We got the pretension values from the ULF method. Right? But we want to change the forces as per our requirement.

This is what the interface of cable tuning looks like.

Figure 9 - Interface of Cable Tuning

So let’s understand this interface here.

1. Top bar graph: Pretension values of the cables which we obtained from the ULF method

2. Bottom line graph: Blue line shows the variation of bending moment along the length of the bridge due to the combination of all the loads. (LCB2)

3. Influence Value: Green line in the bottom graph is the influence line for the “Tension 2” pretension. Every force will have a different influence line diagram. The influence line represents how the pretension force in cable-2 will affect the final result (bending moment in this case).

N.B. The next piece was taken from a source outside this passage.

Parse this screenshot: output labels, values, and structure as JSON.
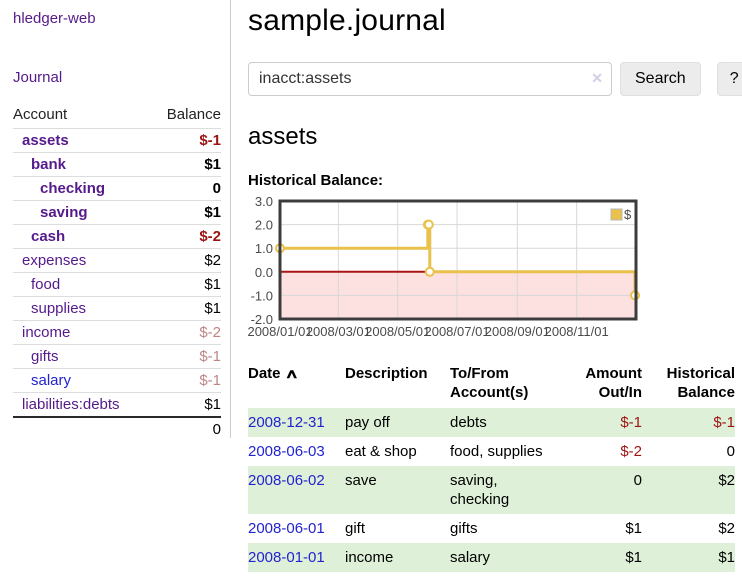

4. Range: Dotted Red line in the bottom graph represents the range of bending moment between which we want our blue line to be. (let’s say 500 tonf.m in this case)

Now, as a designer, let’s say I want the bending moment should be under 500tonfm and I could observe that it exceeds at around x=0 (mid of the bridge). So we want to change the cable forces to achieve this. How do we decide whether we want to reduce or increase the force and in which cable?

Don’t worry, the influence matrix is here. The “Matrix” option here will do our job.

Figure 10. Influence Matrix

Here we will see the column with x=0. We can observe that magnitude of tension 4 (cable-4) is the highest among the pretension loads. The negative sign represents that it will have an invert effect on the result i.e. when we increase the “Tension 4” pretension, the bending moment will decrease and vice versa.

So to decrease the moment at x=0, we will increase the pretension for cable-4. Let's say we increase the “Tension-4” to 360 tonf from 340.83 tonf.

Figure 11. Influence Matrix (2)

We can now observe that the moment (blue line) is almost under control now at x=0. We can perform a few trials and errors to achieve the desired result.

We can use cable tuning while rounding off the cable forces. For example, we won’t be using 333.80 tonf pretension in an actual project. We would round it off to let's say 340 tonf so we can use cable tuning to check the behaviour of the structure and whether the rounded-off values produce results which are under the range or not.

4. Summary

For a completed state analysis of a cable-stayed bridge, we would first perform ULF to get the cable forces. This will help in reducing the bending moments in the girder and the pylon. Then we will further fine-tune the cables using the influence matrix to get the desired results.